The NSA spying scandal revealed the extent to which Americans have surrendered their privacy in the name of national security, but what have we gotten in return?
FBI agents can’t point to any major terrorism cases they’ve cracked thanks to the key snooping powers in the Patriot Act, the Justice Department’s inspector general said in a report Thursday that could complicate efforts to keep key parts of the law operating.
Inspector General Michael E. Horowitz said that between 2004 and 2009, the FBI tripled its use of bulk collection under Section 215 of the Patriot Act, which allows government agents to compel businesses to turn over records and documents, and increasingly scooped up records of Americans who had no ties to official terrorism investigations.
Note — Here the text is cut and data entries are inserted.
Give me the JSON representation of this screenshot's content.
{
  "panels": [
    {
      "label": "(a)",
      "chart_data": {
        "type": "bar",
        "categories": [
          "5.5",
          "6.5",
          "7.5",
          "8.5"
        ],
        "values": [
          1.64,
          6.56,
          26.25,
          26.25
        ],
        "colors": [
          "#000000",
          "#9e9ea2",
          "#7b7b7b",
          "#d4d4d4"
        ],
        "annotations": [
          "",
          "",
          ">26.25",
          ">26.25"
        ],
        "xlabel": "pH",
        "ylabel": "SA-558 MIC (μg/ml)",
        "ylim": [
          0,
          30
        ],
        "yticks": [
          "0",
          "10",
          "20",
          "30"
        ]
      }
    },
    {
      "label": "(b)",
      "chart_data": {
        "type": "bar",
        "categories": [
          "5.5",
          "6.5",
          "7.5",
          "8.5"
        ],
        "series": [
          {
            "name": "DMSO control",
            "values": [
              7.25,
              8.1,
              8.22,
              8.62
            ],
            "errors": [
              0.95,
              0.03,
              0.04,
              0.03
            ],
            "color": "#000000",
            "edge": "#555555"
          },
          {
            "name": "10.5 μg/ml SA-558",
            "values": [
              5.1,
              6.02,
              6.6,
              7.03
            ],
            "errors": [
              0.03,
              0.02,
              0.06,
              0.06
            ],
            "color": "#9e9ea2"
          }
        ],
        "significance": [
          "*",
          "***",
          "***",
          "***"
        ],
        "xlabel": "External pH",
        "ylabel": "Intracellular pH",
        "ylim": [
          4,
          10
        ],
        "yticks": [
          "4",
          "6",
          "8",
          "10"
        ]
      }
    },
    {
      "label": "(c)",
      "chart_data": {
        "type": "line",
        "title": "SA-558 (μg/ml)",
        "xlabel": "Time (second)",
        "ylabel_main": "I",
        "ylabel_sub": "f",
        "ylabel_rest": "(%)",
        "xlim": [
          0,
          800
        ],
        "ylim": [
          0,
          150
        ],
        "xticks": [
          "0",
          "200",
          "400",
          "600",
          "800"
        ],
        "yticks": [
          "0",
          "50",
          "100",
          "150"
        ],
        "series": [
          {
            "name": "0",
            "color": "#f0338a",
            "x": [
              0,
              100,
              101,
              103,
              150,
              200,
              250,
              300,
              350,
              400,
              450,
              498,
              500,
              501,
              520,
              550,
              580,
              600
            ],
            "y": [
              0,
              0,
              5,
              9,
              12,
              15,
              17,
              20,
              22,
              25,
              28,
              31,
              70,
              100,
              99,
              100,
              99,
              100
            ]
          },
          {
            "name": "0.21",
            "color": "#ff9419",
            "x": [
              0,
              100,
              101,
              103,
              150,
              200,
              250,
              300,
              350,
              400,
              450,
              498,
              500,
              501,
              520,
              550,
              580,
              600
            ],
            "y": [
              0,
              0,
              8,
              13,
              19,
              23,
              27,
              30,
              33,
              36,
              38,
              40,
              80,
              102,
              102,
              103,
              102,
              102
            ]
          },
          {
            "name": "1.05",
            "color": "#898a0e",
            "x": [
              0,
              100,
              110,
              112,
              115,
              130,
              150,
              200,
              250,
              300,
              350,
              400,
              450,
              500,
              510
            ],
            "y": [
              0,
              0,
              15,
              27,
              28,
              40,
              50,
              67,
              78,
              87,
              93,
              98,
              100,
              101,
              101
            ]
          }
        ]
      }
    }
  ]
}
This revelation does not come as a surprise to many civil libertarians, who question the effectiveness of the program.
Bulk data collection creates false leads, ties up investigative resources and, essentially, undermines national security, said Stephen Kohn, an attorney at Kohn, Kohn & Colapinto, LLP and advocate for government whistleblowers. Also, increased FBI dependency on that bulk data collection indicates that the agency is lacking the appropriate resources for conducting successful counterterrorism operations, Mr. Kohn said.
“They have a large amount of agents who are working counterterrorism that have no human resources, no leads, no infiltrations, so they have nothing else to do,” he said. “In other words, when they staffed up and made [counterterrorism] a major priority, these agents need to do something. And they’re doing what they know to do, and that’s electronic surveillance.”
Rather than collecting the most data, the FBI should be focusing on collecting the right data. Liberty and privacy are worth fighting to protect, but violating them both in the process kind of moots the point, don’t you think?